The Blues might well win the award for strangest season on record, but the gong for the strangest game I've ever seen has to go to Saturday afternoon's Hawthorn vs. Melbourne clash in Launceston.

It seemed as if the Demons were playing with four extra players on the ground for much of the first half, opening up a whopping 96-point lead early in the third term to leave everyone at the ground in utter disbelief. And yet somehow, with six minutes to play, the Hawks, with all of the momentum, felt close to a 50-50 chance of walking away with the four points.

During the stunning second-half comeback, Hawthorn booted 12 unanswered goals to close the margin to 23 points. That's the longest consecutive goal streak by a team in a game they lost (the next longest was nine).

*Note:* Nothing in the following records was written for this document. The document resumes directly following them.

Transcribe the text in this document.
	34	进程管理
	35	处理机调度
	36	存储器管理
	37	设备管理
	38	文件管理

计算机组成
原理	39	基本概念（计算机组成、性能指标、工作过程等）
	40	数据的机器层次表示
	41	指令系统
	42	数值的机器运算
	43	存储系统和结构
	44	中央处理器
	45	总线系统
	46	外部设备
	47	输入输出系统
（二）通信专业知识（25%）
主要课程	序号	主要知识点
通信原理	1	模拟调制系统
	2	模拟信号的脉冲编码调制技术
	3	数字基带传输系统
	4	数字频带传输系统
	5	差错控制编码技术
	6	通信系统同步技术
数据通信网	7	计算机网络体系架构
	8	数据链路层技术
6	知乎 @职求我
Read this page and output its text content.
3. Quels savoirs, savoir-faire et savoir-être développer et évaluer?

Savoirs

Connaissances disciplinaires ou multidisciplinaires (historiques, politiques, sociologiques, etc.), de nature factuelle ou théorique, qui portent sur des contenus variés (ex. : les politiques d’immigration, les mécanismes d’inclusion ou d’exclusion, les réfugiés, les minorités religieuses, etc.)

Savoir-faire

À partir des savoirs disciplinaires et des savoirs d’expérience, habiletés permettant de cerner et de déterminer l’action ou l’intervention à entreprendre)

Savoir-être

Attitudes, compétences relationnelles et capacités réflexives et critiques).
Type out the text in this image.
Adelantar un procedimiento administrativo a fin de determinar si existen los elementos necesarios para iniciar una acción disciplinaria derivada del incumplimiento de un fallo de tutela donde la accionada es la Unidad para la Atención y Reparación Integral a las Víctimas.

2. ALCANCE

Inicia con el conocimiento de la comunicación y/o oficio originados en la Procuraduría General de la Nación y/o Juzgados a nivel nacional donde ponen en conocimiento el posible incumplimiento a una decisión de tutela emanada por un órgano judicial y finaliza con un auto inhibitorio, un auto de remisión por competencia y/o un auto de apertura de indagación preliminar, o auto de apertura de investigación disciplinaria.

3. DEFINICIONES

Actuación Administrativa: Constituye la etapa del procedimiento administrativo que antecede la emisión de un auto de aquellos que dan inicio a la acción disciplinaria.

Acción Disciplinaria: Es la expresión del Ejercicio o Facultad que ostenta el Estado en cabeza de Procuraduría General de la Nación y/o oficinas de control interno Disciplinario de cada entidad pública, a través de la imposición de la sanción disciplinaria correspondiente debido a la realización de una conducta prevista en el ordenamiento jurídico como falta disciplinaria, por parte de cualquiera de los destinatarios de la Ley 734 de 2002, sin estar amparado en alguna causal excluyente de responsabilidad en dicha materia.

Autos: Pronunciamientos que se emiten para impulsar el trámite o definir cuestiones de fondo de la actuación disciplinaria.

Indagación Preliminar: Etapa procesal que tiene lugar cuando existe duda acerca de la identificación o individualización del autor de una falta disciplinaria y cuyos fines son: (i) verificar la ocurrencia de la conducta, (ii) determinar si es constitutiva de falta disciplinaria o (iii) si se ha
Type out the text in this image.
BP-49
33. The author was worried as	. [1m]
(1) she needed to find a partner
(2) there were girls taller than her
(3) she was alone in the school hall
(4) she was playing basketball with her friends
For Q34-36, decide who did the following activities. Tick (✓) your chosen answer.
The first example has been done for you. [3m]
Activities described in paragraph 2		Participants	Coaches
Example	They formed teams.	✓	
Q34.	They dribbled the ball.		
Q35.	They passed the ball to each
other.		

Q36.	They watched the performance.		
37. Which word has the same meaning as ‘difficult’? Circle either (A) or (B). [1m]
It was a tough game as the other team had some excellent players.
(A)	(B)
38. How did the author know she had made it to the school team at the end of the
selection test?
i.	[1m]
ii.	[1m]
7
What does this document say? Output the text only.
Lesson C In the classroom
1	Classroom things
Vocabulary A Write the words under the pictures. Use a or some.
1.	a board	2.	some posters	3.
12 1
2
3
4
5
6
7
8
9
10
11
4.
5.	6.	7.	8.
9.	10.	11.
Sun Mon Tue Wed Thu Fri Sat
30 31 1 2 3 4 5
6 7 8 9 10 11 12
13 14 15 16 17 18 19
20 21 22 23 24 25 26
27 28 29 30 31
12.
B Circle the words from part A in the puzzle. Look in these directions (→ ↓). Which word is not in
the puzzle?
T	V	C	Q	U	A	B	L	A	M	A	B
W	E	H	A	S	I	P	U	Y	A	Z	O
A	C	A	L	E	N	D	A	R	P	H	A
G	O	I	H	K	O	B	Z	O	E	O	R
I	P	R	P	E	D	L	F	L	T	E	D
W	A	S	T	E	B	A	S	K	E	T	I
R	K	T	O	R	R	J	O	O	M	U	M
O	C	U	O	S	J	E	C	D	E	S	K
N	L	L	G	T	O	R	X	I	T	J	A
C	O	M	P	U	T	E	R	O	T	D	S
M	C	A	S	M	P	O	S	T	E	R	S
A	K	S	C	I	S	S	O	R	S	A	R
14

Not only that, but the 90 points the Hawks finished on was the highest ever score by a team that was sitting on 10 points or fewer at halftime.

On the flip side, Melbourne's +17 clearances in the first half was their third best half on record. Their -43 point second half was the seventh worst second half score differential for a winning team in league history.

5. Something quirky I noticed

On Thursday night at GMHBA Stadium, Cats forward Shannon Neale booted an ultra long-range goal against the Lions. It was measured by Champion Data at a whopping 74.25m. Turns out that was the longest goal kicked thus far in 2026 as well as the 11th-longest kicked in recorded history!

6. My favourite stat of the week

This week, Nick Daicos joined Gary Ablett, Dane Swan, and Dayne Beams as the only players to record 30+ disposals and 1+ goals in six consecutive games.

It's the 34th time Daicos has finished a game with at least 30 disposals and one goal, meaning he reaches that stat line in 31.2% of games played in his career. That's the highest rate of any player in league history.